The six-billion-dollar budget is a daunting document so we at The Urbanist have some recommendations to make it easier to make an impactful comment.
Pass the MASS Transportation Package.
Seattle Neighborhoods Greenways has a handy form to submit comments backing the Move All Seattle Sustainably (MASS) coalition’s package of walking, rolling, biking, and transit infrastructure improvements. Some MASS resolutions have already passed, while others still need your help. Priorities include the Georgetown to South Park Trail, the Beacon Avenue trail, a safe crossing for the Duwamish Longhouse, doubling the amount of bus lanes, a people-first traffic signal policy, and finding a long-term source of revenue for sidewalk repairs and expansions.
Pass Councilmember Teresa Mosqueda’s proviso obligating the City to reassess its urban village growth strategy.
Seattle Tech 4 Housing has made a handy form to comment.
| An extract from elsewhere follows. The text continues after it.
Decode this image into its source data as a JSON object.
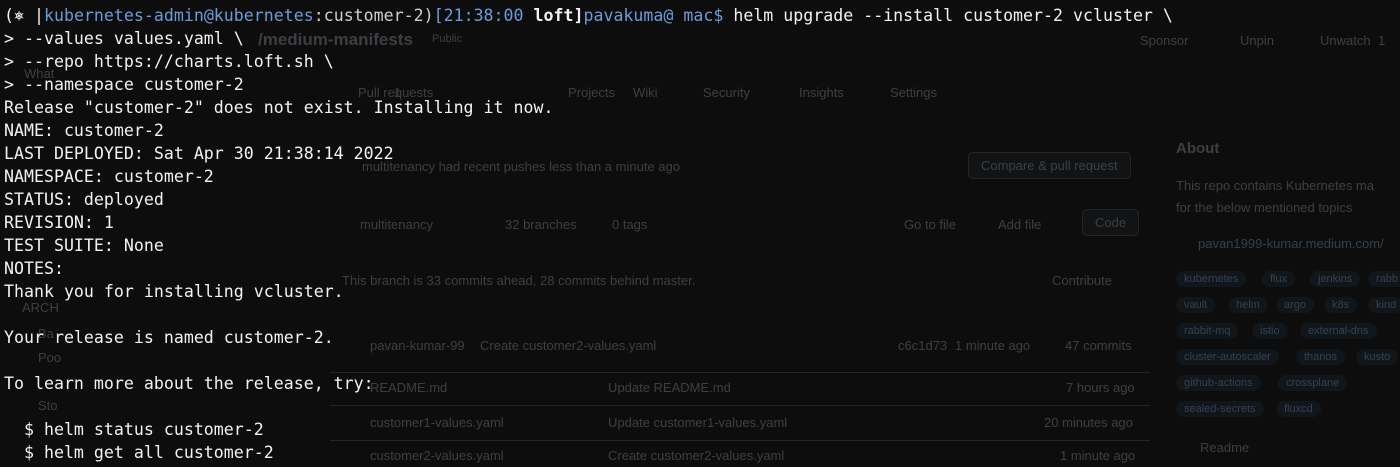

The budget action would set aside $500,000 for an environmental impact statement (EIS) focusing on the racial equity implications of our current approach and how we could alleviate them via strategies to minimize displacement of low-income residents and communities of color.
“The EIS study would be initiated in 2020 and would explore additional housing capacity and diversity—including duplexes, triplexes, fourplexes, and row homes—in areas currently zoned exclusively for single-family houses.” These “missing middle” housing types are very difficult to build in Seattle exacerbating our housing crisis and blocking mixed-income neighborhoods from forming. The Seattle Planning Commission estimates 75% of Seattle’s residential land is reserved for single-family homes–the most expensive housing type. Single-family homes have a median sale price of $715,000 in Seattle right now.

Although the City must laboriously study and defend every zoning change, the City doesn’t ever have to defend the status quo in which wealthy, predominantly White neighborhoods like Magnolia, Madison Park, Madrona, Montlake, Laurelhurst, Broadmoor, and Wedgwood that have manipulated the system to avoid urban village status. Passing this proviso would be an important first step toward rectifying Seattle’s uneven growth and decreasing displacement.